On Thu, Jan 10, 2013 at 02:45:36AM +0000, Simon Riggs wrote:
> On 8 January 2013 02:49, Noah Misch <noah@leadboat.com> wrote:
> > There is a bug in lazy_scan_heap()'s
> > bookkeeping for the xid to place in that WAL record. Each call to
> > heap_page_prune() simply overwrites vacrelstats->latestRemovedXid, but
> > lazy_scan_heap() expects it to only ever increase the value. I have a
> > attached a minimal fix to be backpatched. It has lazy_scan_heap() ignore
> > heap_page_prune()'s actions for the purpose of this conflict xid, because
> > heap_page_prune() emitted an XLOG_HEAP2_CLEAN record covering them.
>
> Interesting. Yes, bug, and my one of mine also.
>
> ISTM the right fix is fix to correctly initialize on pruneheap.c line 176
> prstate.latestRemovedXid = *latestRemovedXid;
> better to make it work than to just leave stuff hanging.
That works, too.
> I very much like your patch to remove all that cruft altogether; good
> riddance.

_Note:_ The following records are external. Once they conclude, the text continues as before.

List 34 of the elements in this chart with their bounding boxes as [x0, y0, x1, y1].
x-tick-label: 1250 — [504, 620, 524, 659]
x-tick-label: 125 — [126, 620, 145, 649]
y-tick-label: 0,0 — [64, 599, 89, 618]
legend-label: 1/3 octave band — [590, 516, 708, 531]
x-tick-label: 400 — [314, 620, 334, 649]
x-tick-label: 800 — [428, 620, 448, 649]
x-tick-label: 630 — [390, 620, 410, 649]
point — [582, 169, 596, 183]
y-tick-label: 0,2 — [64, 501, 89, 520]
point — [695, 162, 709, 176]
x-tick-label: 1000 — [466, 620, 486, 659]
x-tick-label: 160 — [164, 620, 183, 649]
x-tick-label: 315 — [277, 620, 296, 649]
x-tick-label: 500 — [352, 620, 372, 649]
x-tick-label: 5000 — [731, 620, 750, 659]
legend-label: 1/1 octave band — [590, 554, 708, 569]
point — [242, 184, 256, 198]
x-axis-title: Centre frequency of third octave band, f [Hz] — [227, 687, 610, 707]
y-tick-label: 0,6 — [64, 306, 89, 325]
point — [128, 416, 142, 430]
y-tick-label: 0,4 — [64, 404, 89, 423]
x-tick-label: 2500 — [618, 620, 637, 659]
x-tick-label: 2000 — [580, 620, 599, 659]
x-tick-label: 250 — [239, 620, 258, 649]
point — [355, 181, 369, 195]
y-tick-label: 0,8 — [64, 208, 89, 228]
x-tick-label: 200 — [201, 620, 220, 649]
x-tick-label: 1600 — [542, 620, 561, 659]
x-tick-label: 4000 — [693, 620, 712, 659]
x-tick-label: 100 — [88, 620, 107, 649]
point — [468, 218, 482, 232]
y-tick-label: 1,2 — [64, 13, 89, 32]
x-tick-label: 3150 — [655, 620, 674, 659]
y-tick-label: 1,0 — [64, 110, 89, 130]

I think you're missing removing a few calls to
> HeapTupleHeaderAdvanceLatestRemovedXid(), perhaps even that routine as
> well.
Thanks. Did you have a particular HeapTupleHeaderAdvanceLatestRemovedXid()
call site in mind? The three calls remaining in the tree look right to me.
> Not sure about the skipping WAL records and share locking part, that's
> too radical for me.
Certainly a fair point of discussion. In particular, using a plain exclusive
lock wouldn't be much worse.